Pharmacologic Therapy
Methotrexate is typically administered as a single dose of 50 mg/m² intramuscularly or intravenously, with repeat dosing guided by β-hCG response. Rh-negative women should receive Rho(D) immune globulin based on gestational age.
Disposition And Monitoring Decisions
Admission is required for hemodynamically unstable patients and those with confirmed ectopic pregnancy who cannot ensure close follow-up. Outpatient management may be appropriate for stable, reliable patients with coordinated obstetric follow-up. Clear return precautions must be provided, including instructions to seek immediate care for worsening abdominal pain, increased bleeding, dizziness, or syncope.
Follow-Up Planning
All patients with positive pregnancy tests and no confirmed intrauterine pregnancy must have close obstetric follow-up with serial β-hCG testing and repeat ultrasound as indicated.
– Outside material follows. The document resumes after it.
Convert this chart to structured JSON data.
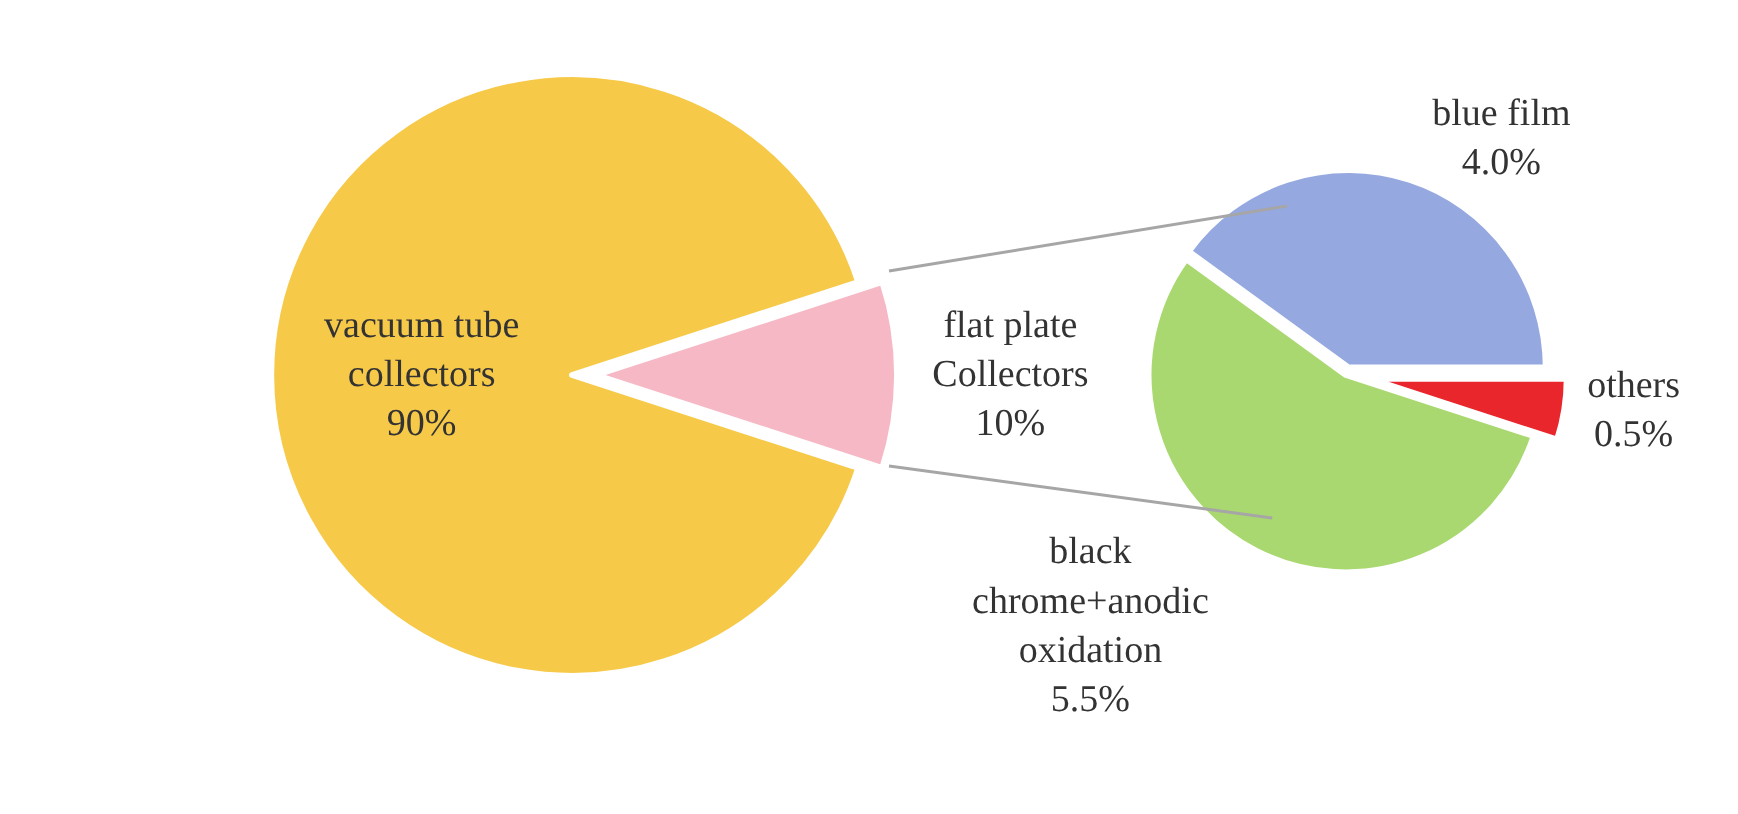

Key Clinical Insights And Common Errors
Always obtain a pregnancy test in women of childbearing age. Combine quantitative β-hCG testing with transvaginal ultrasound in any pregnant patient with abdominal pain or vaginal bleeding. Maintain awareness of heterotopic pregnancy, especially after assisted reproduction. Ensure reliable follow-up and clear return precautions for any patient discharged during evaluation for ectopic pregnancy.